Durante muchos años Holemans se dedicó a la pintura. En el Reina Sofía se conserva un óleo suyo. Se titula Brumas y, según consta en su ficha, este artista de la tradición simbolista lo pintó en 1944. Aparentemente, todo iba bien. Aunque cobraba del espionaje nazi por informar desde España, la otra misión que le había llevado a la Península ya la había cumplido. Elegante, simpático, juerguista y mujeriego, de aspecto bohemio y conducta pícara, había llegado a Lisboa y entregado el archivo del grupo secreto al que pertenecía: la Orden Soberana y Militar del Templo de Jerusalén.

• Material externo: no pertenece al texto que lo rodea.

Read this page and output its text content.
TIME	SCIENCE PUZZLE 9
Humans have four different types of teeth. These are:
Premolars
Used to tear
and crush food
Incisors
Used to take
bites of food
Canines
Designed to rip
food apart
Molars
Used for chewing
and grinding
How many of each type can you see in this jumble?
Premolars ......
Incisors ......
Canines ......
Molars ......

Confundidos por masones, los templarios estaban amenazados. Holemans, actuando como agente doble, al servicio de la Resistencia, trasladó el archivo del maestro a un país neutral, una operación que llevó a buen puerto al tiempo que inauguraba exposición en Madrid con autoridades del régimen, algún nazi por aquí, algún fascista por allá. Aún no veía las brumas, pero la niebla de la historia estaba allí. El espía nazi que lo contrató era el amante de su mujer, su padre pronto iba a ser encarcelado tras la liberación de Bélgica por colaboracionista y el hombre que le hizo el pasaporte falso para entrar en Portugal murió en un campo de concentración. Lo tenían pillado.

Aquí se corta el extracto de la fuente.